Jednak przykład 52-letniej Brytyjki Dawn Page pokazuje, że trzeba także uważać na to, kto zaordynował nam dietę. Page zaczęła stosować The Amazing Hydration Diet [Niesamowitą Dietę Nawadniającą], której głównym zaleceniem było picie bardzo dużych ilości wody, by zredukować zawartość soli w organizmie.
W październiku 2001 roku, po tygodniu głodówki, Page dostała zapaści i trafiła do szpitala w Swindon. Lekarzom nie udało się zapobiec uszkodzeniom w jej mózgu - utracie pamięci i zdolności mowy oraz umiejętności koncentracji.
Jak podkreślił podczas rozprawy jej adwokat, zaraz po rozpoczęciu diety Page zaczęła mieć nudność i wymioty, ale dietetyk Barbara Nash przekonywała ją, że to normalna sprawa. Ubezpieczalnia pani Nash zgodziła się wypłacić Page 810 tysięcy funtów, ale lekarz nie przyznała się do działania na szkodę pacjentki .
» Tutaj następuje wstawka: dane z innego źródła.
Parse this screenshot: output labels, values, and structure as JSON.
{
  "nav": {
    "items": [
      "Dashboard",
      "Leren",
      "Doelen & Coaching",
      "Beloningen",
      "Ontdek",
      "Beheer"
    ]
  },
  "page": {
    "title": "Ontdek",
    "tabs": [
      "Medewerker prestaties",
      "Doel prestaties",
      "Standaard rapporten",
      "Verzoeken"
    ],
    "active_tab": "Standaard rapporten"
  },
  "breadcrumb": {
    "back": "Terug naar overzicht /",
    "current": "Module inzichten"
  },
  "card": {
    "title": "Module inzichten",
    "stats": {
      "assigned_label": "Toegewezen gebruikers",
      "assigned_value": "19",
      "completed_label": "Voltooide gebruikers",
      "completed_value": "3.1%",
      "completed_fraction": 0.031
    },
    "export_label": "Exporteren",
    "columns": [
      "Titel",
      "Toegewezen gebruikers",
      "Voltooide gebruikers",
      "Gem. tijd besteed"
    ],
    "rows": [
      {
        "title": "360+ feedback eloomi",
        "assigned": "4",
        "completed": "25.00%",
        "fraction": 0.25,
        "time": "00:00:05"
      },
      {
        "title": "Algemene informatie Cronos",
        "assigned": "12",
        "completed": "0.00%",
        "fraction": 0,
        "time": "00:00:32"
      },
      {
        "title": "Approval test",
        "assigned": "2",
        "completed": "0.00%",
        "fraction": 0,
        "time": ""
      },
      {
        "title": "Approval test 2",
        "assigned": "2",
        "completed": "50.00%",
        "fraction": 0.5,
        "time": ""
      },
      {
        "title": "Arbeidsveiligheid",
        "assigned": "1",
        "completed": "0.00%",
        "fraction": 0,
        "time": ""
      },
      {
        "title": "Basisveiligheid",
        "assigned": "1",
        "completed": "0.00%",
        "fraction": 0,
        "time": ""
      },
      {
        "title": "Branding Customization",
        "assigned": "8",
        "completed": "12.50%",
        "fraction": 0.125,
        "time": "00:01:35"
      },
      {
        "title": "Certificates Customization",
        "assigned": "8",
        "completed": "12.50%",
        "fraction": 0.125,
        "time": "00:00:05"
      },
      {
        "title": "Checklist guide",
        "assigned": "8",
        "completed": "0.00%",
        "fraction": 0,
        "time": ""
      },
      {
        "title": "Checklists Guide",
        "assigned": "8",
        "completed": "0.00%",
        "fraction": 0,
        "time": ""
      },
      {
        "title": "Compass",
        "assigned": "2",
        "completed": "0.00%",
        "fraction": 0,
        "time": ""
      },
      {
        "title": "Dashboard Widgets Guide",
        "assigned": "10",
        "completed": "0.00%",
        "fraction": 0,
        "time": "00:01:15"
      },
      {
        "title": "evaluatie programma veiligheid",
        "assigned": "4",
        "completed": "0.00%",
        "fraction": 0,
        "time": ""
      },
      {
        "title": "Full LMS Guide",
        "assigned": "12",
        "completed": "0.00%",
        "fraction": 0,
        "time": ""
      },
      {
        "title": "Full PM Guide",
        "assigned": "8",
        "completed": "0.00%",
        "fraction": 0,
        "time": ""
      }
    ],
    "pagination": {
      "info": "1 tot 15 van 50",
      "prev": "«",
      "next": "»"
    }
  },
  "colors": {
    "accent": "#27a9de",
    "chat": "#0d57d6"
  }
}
Jak podkreśla doktor Michelle Schoffro Cook, autor książki "The 4-Week Ultimate Body Detox Plan" (Pełny plan czterotygodniowej diety oczyszczającej), detoksu szczególnie powinny unikać kobiety planujące ciążę, osoby starsze oraz rekonwalescenci. Jeśli już się decydujemy na oczyszczanie, pamiętajmy, że powinna być ono przyjemnością. Nudności, bóle głowy, biegunka oznaczają, że coś jest nie tak. A co najważniejsze, pamiętajmy: szybkie metody nigdy nie działają. Lat złych nawyków żywieniowych nie da się oczyścić dziesięciodniową restrykcyjną dietą.